The last line comes from the actor who played Caesar: “Since I got to find art, this cell has become a prison” he says, as he is once again banged up behind locked heavy double doors. Surviving his life sentence is both more challenging and less ordinary.

Comments from the 50-strong audience include:

Great movie, friendly atmosphere, good opportunity for university students interested in applied theatre, please ask the café to stay open for cake!

Tense and dramatic. Enjoyed the stagecraft.

Very good film – good idea to incorporate this form of film in LitFest.

Wonderful to get the chance to see this gem …Powerful and moving.

Brilliant film – well chosen. My first time – I will certainly come back.

… and a number of Films at Heart regulars had not seen LitFest brochures before and were tempted by some of the other many and varied events we have on offer over the coming weeks.  Once again a new partnership finds fertile ground.


Tuesday 11 March 2014

Noah or Mad Max in a future dystopia?

Dr Tim Foxon        Photo: Sally Bavage
Sally Bavage writes:
A new partnership with Café Scientifique this year saw an appreciative audience of Café and LitFest regulars explore some key issues around surviving the delivery of our future energy needs at the same time as reducing carbon emissions.  Introduced by Dr Tim Foxon, Reader in Sustainability & Innovation in the Sustainability Research Institute, School of Earth and Environment at the University of Leeds, the session provoked some lively debate.

We all know the main scientific facts concerning the relentless rise in global carbon dioxide emissions, the projected temperature rise of between 2 to 5 degrees Centigrade by the turn of the century and our ever-increasing demand for energy.
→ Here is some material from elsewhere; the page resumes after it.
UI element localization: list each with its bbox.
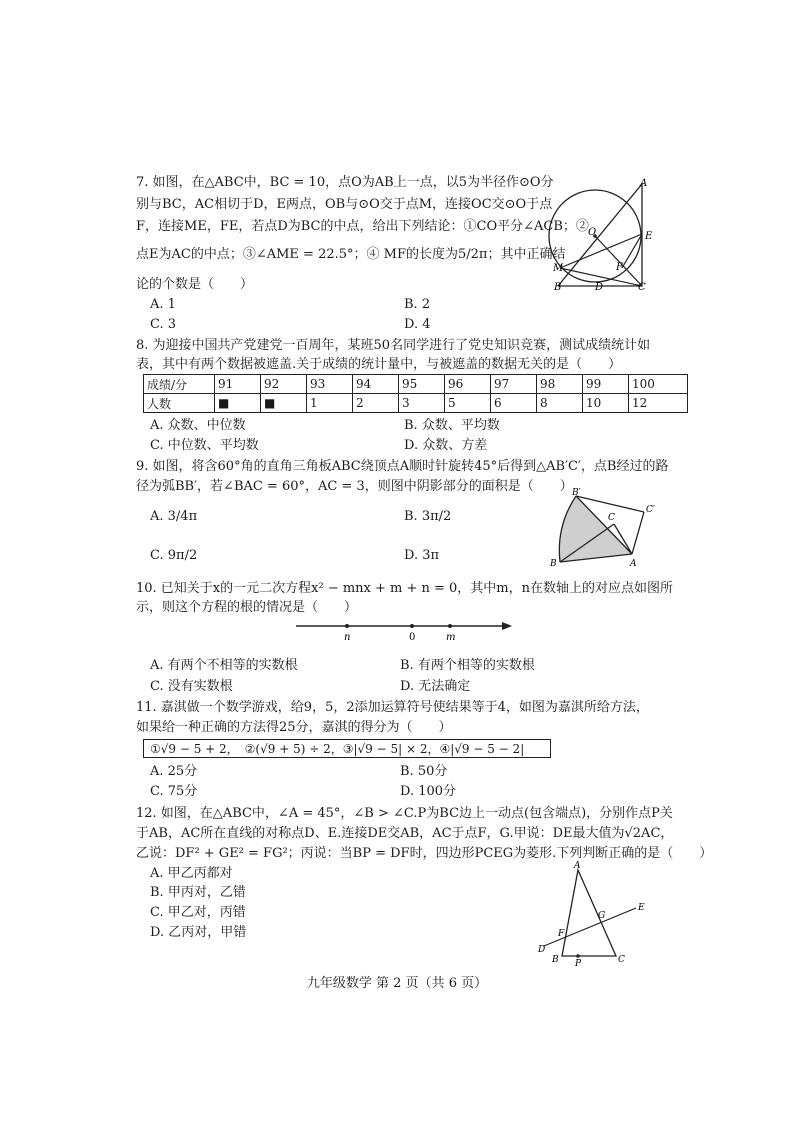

Mix this with some more information on the developing economies, the role positive feedback could play in an exponential further rise and the extreme weather becoming, well, even more extreme. More often.  Very few scientists of international standing deny the figures; interpretation is a more subjective and emotive issue.

Tim gave us a factual run-through of key considerations in our energy needs, then posed the question: Who will decide?  The Markets?  Central governments?  Or communities?  The Thousand Flowers strand of thinking (Let a thousand flowers bloom is a common misquotation of Chairman Mao Zedong's Let a hundred flowers blossom) but signifies that the answer may lie in a diversity of approaches.  We need to use our scientific, technological, political and social skills to change the habits of a lifetime before the life becomes shortened and unstable. There seem few scenarios with a soft landing.

Fire and flood?  Drought and pestilence.  Mass migration and resource wars. Fleeting images of Noah or Mad Max in a dystopian future are called to mind.  Politicians will not be pouring oil on troubled waters but burning the oil and stealing the water.  The price of carbon may turn out to be one that mankind can’t afford to pay.  A more positive future is possible, but humankind will probably need to overcome its collective addiction to consumption and economic growth to achieve this.

A sobering thought as the audience filed out to the bar.  

From the audience:

Very enjoyable and some food for thought.

Great to link Café Scientifique with LitFest, to increase involvement with both.

A very clear exposition of crucial issues looking forward to 2050 and beyond.


I wonder what Headingley LitFest will be like by then?

Monday 3 March 2014

'Wounded' shortlisted!

Emily Mayhew is appearing at 7pm in Headingley Library on Tuesday 18 March to read from and talk about Wounded. From Battlefield to Blighty.